I really appreciate how Josh doesn’t just choose anime pictures, Power 9 cards, or beef-cake imagery. He really is taking this to a higher level of putting historical art imagery to coincide with the card’s mechanics.

Creating clever, nostalgic throwbacks using new cards is an amazing service to the community. With over twenty years of history, the new-made-old go viral regularly on reddit, Twitter, and elsewhere. The fact that these can’t be sold and are something he creates simply for the fun and joy they inspire is admirable. In fact, as mentioned in one nomination, “He’s also the source for keeping proxies legal, within the law, and reported on eBay when someone tries to sell one.” He’s legitimately a one-man whistleblower because selling a proxy is against the point. They’re entertaining ideas to be seen, not replacements for others’ hard work.

Ben Titmarsh@CubeTutor

I’ll let the nomination say everything needed:

Ben has basically designed, built, and operated the best Cube resource available on the Internet. He has provided it at no cost for users and has continued to develop it and add features in a collaborative way with the user base. A beta-testing stage has just finished, in which he tested some of the next version of features. This is just truly an amazing website. And the ability to host your Cube and see/share the many other types of Cubes in the community is just so powerful and enabling. I moved away from my established played group in NZ to live in the UK, and without Cubetutor, I would have had far less ability to interact with my favorite hobby.

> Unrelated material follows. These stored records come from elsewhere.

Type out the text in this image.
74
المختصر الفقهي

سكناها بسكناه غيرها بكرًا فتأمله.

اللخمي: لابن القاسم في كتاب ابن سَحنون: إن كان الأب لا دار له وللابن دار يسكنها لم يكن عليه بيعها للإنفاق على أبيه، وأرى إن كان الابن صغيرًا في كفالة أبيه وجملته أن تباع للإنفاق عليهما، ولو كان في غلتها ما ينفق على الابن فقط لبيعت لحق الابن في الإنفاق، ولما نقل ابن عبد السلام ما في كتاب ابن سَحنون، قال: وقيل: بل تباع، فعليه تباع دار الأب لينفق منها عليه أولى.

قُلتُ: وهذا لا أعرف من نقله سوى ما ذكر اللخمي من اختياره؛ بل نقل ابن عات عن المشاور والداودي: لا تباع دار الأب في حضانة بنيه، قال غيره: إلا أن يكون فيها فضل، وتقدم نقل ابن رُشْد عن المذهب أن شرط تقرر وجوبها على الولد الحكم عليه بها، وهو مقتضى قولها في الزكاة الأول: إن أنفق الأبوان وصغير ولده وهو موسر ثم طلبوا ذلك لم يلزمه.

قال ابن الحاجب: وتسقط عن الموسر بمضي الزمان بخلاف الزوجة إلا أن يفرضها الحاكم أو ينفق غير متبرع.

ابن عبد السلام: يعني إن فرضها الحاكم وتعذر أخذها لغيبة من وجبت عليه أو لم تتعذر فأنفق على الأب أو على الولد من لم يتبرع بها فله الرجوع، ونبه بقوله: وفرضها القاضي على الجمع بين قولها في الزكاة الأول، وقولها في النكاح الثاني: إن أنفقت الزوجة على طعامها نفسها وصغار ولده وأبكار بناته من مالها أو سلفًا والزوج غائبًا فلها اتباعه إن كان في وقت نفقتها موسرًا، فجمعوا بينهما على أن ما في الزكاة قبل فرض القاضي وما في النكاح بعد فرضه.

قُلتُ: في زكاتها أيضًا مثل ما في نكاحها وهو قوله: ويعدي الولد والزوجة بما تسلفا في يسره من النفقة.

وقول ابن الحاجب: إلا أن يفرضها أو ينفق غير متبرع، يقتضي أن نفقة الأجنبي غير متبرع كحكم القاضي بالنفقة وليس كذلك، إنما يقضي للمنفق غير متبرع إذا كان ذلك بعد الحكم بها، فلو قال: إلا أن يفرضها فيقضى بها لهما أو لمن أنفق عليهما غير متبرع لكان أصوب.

He’s also British. I can’t think of anything better than cubing on a rainy day, in rural England, feeling great that you’ve been able to tweak it so effortlessly because of Ben. He enables Heather’s “hugs” in the form of the Cube format—to flourish.




I salute all of you; your recognition has been earned. One thing you can’t know yet, but will, is arguably the biggest prize for these eight people. That is yet to come.

  • You will celebrate your win at Grand Prix Las Vegas, if you are able to attend, with an exclusive event with Magic celebrity special guests—really. Details to be announced.